Question

Consider the following graph of y = f(x):

Which of the following could be the equation for f(x)?

I. Log3(ax^2), where a < 0.
II. Log5(ax^5), where a > 0.
III. Log6 (-(ax)^3), where a > 0.
(Hint: Simplify them algebraically first.)


A) I only
B) II only
C) III only
D) Both I and III
E) None of the above

Answer 1

this is the graph:

Answer 2

oh...ok....lol your second guessing yourself.

Answer 3

anyway thanks!

Answer 4

As third guessing myself, I am now more or less sure that 3 is the only one. This is its real-valued plot for a =2: http://www3.wolframalpha.com/Calculate/MSP/MSP17911a159fif90684f35000050c2934c4b7ibd68?MSPStoreType=image/gif&s=16&w=299&h=131&cdf=RangeControl
while 2, for a = 2 also: http://www4b.wolframalpha.com/Calculate/MSP/MSP9311a159hbhe6631h2b000025fh42i4f8cbi61h?MSPStoreType=image/gif&s=64&w=299&h=131&cdf=RangeControl
and I is undefined in the real, I suspect.

Answer 5

we're about to find out. ARE YOU READY!?

Answer 6

It was C!

Answer 7

Third time's the charm, right?

Answer 8

none of that could be if the domain is real

Answer 9

wow that took a battle.....thanks! :)

Answer 10

log must have input positive

Answer 11

so if domain is real,the input will be negative

Answer 12

you can take as a function just if you restrict you domain

Answer 13

your*

Answer 14

lol, I submitted the answer and got it right.(online quiz) so...if it's wrong I don't care now. If it is wrong, then the quiz makers made an error.

Answer 15

Exactly @RaphaelFilgueiras, as it's x^3, x must be negative in order to the log to be defined.
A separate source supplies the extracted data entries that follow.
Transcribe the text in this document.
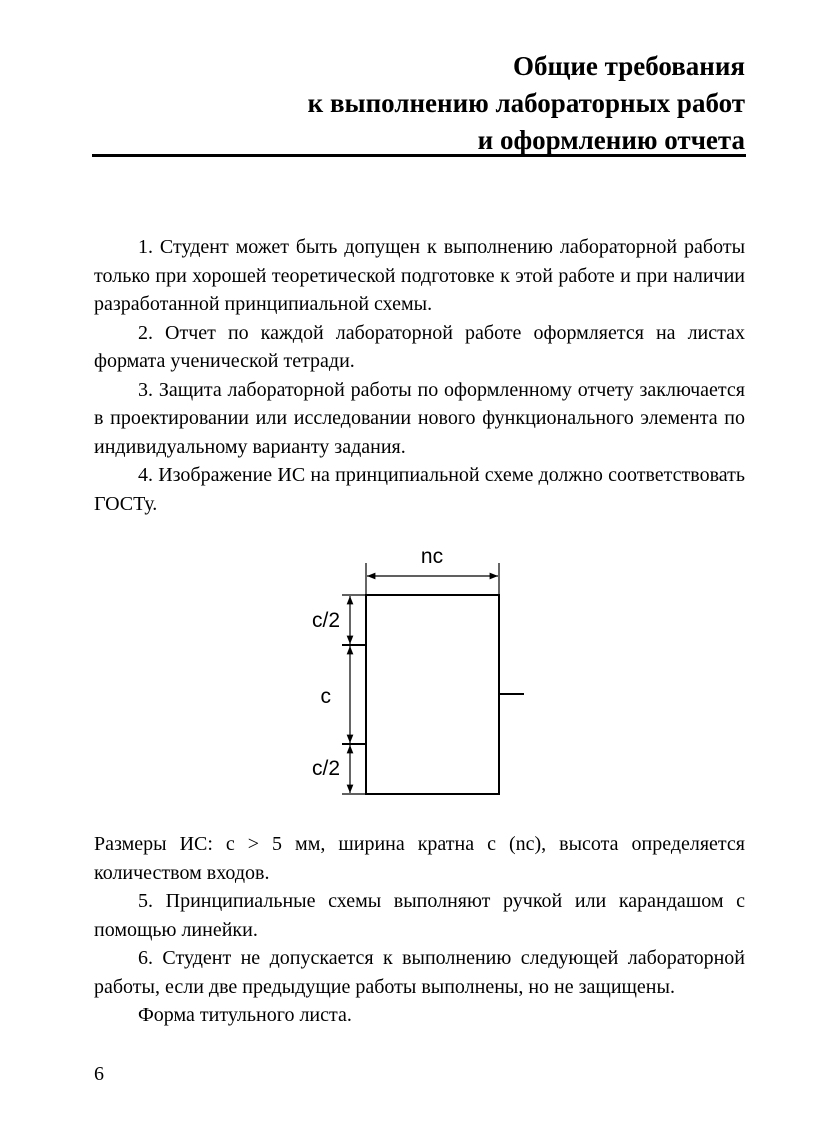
Общие требования
к выполнению лабораторных работ
и оформлению отчета

1. Студент может быть допущен к выполнению лабораторной работы только при хорошей теоретической подготовке к этой работе и при наличии разработанной принципиальной схемы.

2. Отчет по каждой лабораторной работе оформляется на листах формата ученической тетради.

3. Защита лабораторной работы по оформленному отчету заключается в проектировании или исследовании нового функционального элемента по индивидуальному варианту задания.

4. Изображение ИС на принципиальной схеме должно соответствовать ГОСТу.

nc
c/2
c
c/2

Размеры ИС: c > 5 мм, ширина кратна c (nc), высота определяется количеством входов.

5. Принципиальные схемы выполняют ручкой или карандашом с помощью линейки.

6. Студент не допускается к выполнению следующей лабораторной работы, если две предыдущие работы выполнены, но не защищены.

Форма титульного листа.

6
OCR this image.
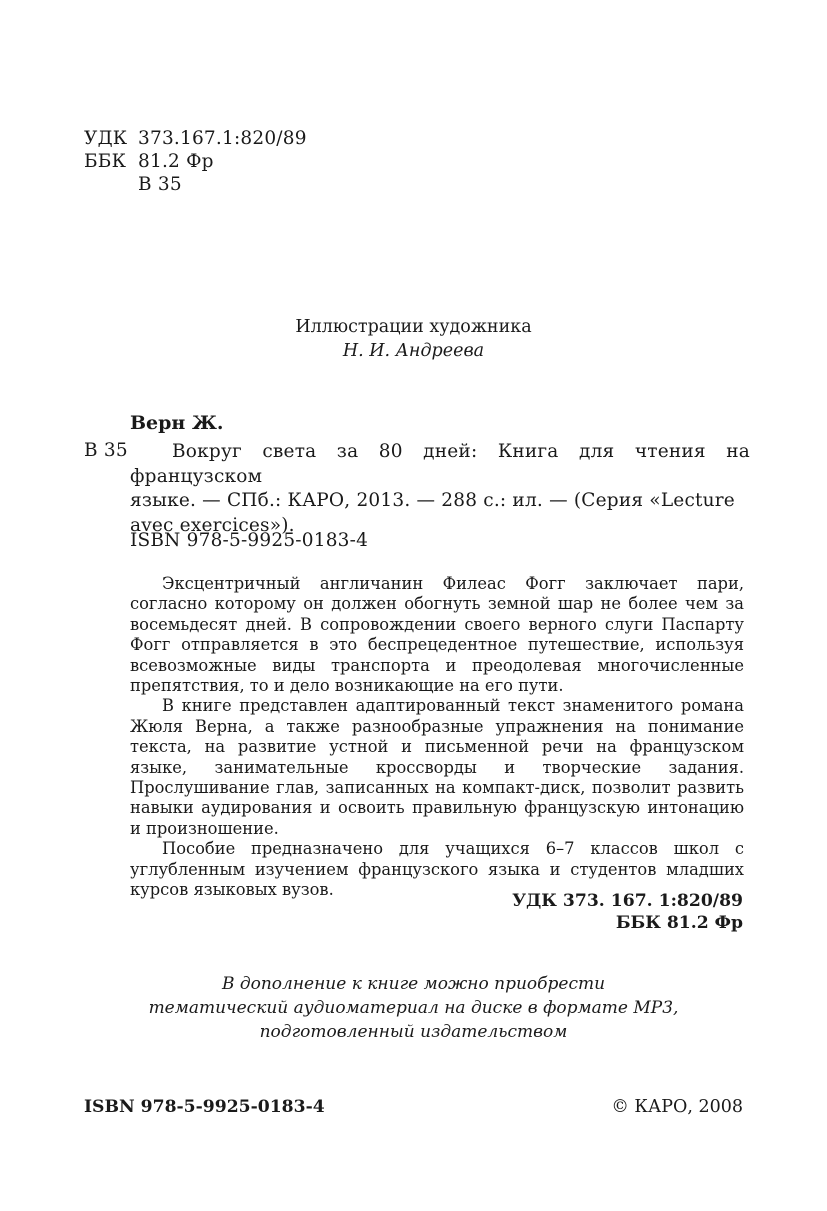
УДК 373.167.1:820/89
ББК 81.2 Фр
В 35
Иллюстрации художника
Н. И. Андреева
Верн Ж.
В 35	Вокруг света за 80 дней: Книга для чтения на французском
языке. — СПб.: КАРО, 2013. — 288 с.: ил. — (Серия «Lecture
avec exercices»).
ISBN 978-5-9925-0183-4

Эксцентричный англичанин Филеас Фогг заключает пари, согласно которому он должен обогнуть земной шар не более чем за восемьдесят дней. В сопровождении своего верного слуги Паспарту Фогг отправляется в это беспрецедентное путешествие, используя всевозможные виды транспорта и преодолевая многочисленные препятствия, то и дело возникающие на его пути.

В книге представлен адаптированный текст знаменитого романа Жюля Верна, а также разнообразные упражнения на понимание текста, на развитие устной и письменной речи на французском языке, занимательные кроссворды и творческие задания. Прослушивание глав, записанных на компакт-диск, позволит развить навыки аудирования и освоить правильную французскую интонацию и произношение.

Пособие предназначено для учащихся 6–7 классов школ с углубленным изучением французского языка и студентов младших курсов языковых вузов.

УДК 373. 167. 1:820/89
ББК 81.2 Фр
В дополнение к книге можно приобрести
тематический аудиоматериал на диске в формате MP3,
подготовленный издательством
ISBN 978-5-9925-0183-4	© КАРО, 2008
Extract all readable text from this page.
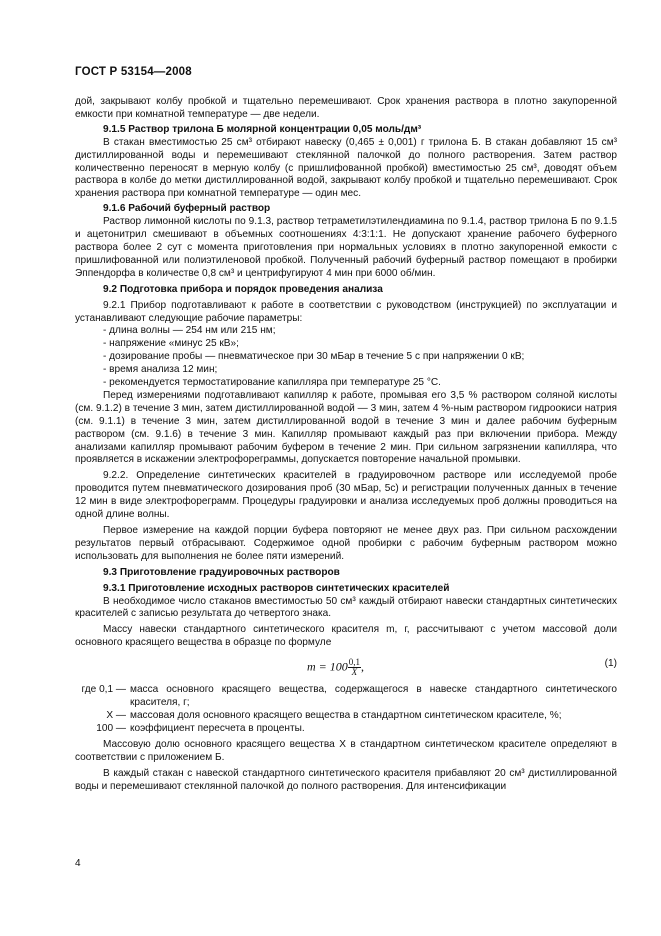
ГОСТ Р 53154—2008

дой, закрывают колбу пробкой и тщательно перемешивают. Срок хранения раствора в плотно закупоренной емкости при комнатной температуре — две недели.

9.1.5 Раствор трилона Б молярной концентрации 0,05 моль/дм³

В стакан вместимостью 25 см³ отбирают навеску (0,465 ± 0,001) г трилона Б. В стакан добавляют 15 см³ дистиллированной воды и перемешивают стеклянной палочкой до полного растворения. Затем раствор количественно переносят в мерную колбу (с пришлифованной пробкой) вместимостью 25 см³, доводят объем раствора в колбе до метки дистиллированной водой, закрывают колбу пробкой и тщательно перемешивают. Срок хранения раствора при комнатной температуре — один мес.

9.1.6 Рабочий буферный раствор

Раствор лимонной кислоты по 9.1.3, раствор тетраметилэтилендиамина по 9.1.4, раствор трилона Б по 9.1.5 и ацетонитрил смешивают в объемных соотношениях 4:3:1:1. Не допускают хранение рабочего буферного раствора более 2 сут с момента приготовления при нормальных условиях в плотно закупоренной емкости с пришлифованной или полиэтиленовой пробкой. Полученный рабочий буферный раствор помещают в пробирки Эппендорфа в количестве 0,8 см³ и центрифугируют 4 мин при 6000 об/мин.

9.2 Подготовка прибора и порядок проведения анализа

9.2.1 Прибор подготавливают к работе в соответствии с руководством (инструкцией) по эксплуатации и устанавливают следующие рабочие параметры:

- длина волны — 254 нм или 215 нм;

- напряжение «минус 25 кВ»;

- дозирование пробы — пневматическое при 30 мБар в течение 5 с при напряжении 0 кВ;

- время анализа 12 мин;

- рекомендуется термостатирование капилляра при температуре 25 °С.

Перед измерениями подготавливают капилляр к работе, промывая его 3,5 % раствором соляной кислоты (см. 9.1.2) в течение 3 мин, затем дистиллированной водой — 3 мин, затем 4 %-ным раствором гидроокиси натрия (см. 9.1.1) в течение 3 мин, затем дистиллированной водой в течение 3 мин и далее рабочим буферным раствором (см. 9.1.6) в течение 3 мин. Капилляр промывают каждый раз при включении прибора. Между анализами капилляр промывают рабочим буфером в течение 2 мин. При сильном загрязнении капилляра, что проявляется в искажении электрофореграммы, допускается повторение начальной промывки.

9.2.2. Определение синтетических красителей в градуировочном растворе или исследуемой пробе проводится путем пневматического дозирования проб (30 мБар, 5с) и регистрации полученных данных в течение 12 мин в виде электрофореграмм. Процедуры градуировки и анализа исследуемых проб должны проводиться на одной длине волны.

Первое измерение на каждой порции буфера повторяют не менее двух раз. При сильном расхождении результатов первый отбрасывают. Содержимое одной пробирки с рабочим буферным раствором можно использовать для выполнения не более пяти измерений.

9.3 Приготовление градуировочных растворов

9.3.1 Приготовление исходных растворов синтетических красителей

В необходимое число стаканов вместимостью 50 см³ каждый отбирают навески стандартных синтетических красителей с записью результата до четвертого знака.

Массу навески стандартного синтетического красителя m, г, рассчитывают с учетом массовой доли основного красящего вещества в образце по формуле

$m = 100 \frac{0,1}{X}$ ,	(1)
где 0,1 — масса основного красящего вещества, содержащегося в навеске стандартного синтетического красителя, г;
X — массовая доля основного красящего вещества в стандартном синтетическом красителе, %;
100 — коэффициент пересчета в проценты.

Массовую долю основного красящего вещества X в стандартном синтетическом красителе определяют в соответствии с приложением Б.

В каждый стакан с навеской стандартного синтетического красителя прибавляют 20 см³ дистиллированной воды и перемешивают стеклянной палочкой до полного растворения. Для интенсификации

4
So, that is why the graph goes into the negative x direction.

Answer 16

Like I said in my first post, -(ax)^3 will only be undefined if (ax)^3 is positive or zero. If x is negative, as a is positive, the product will be negative, a negative number raised to an odd exponent is negative times negative one produces a positive answer.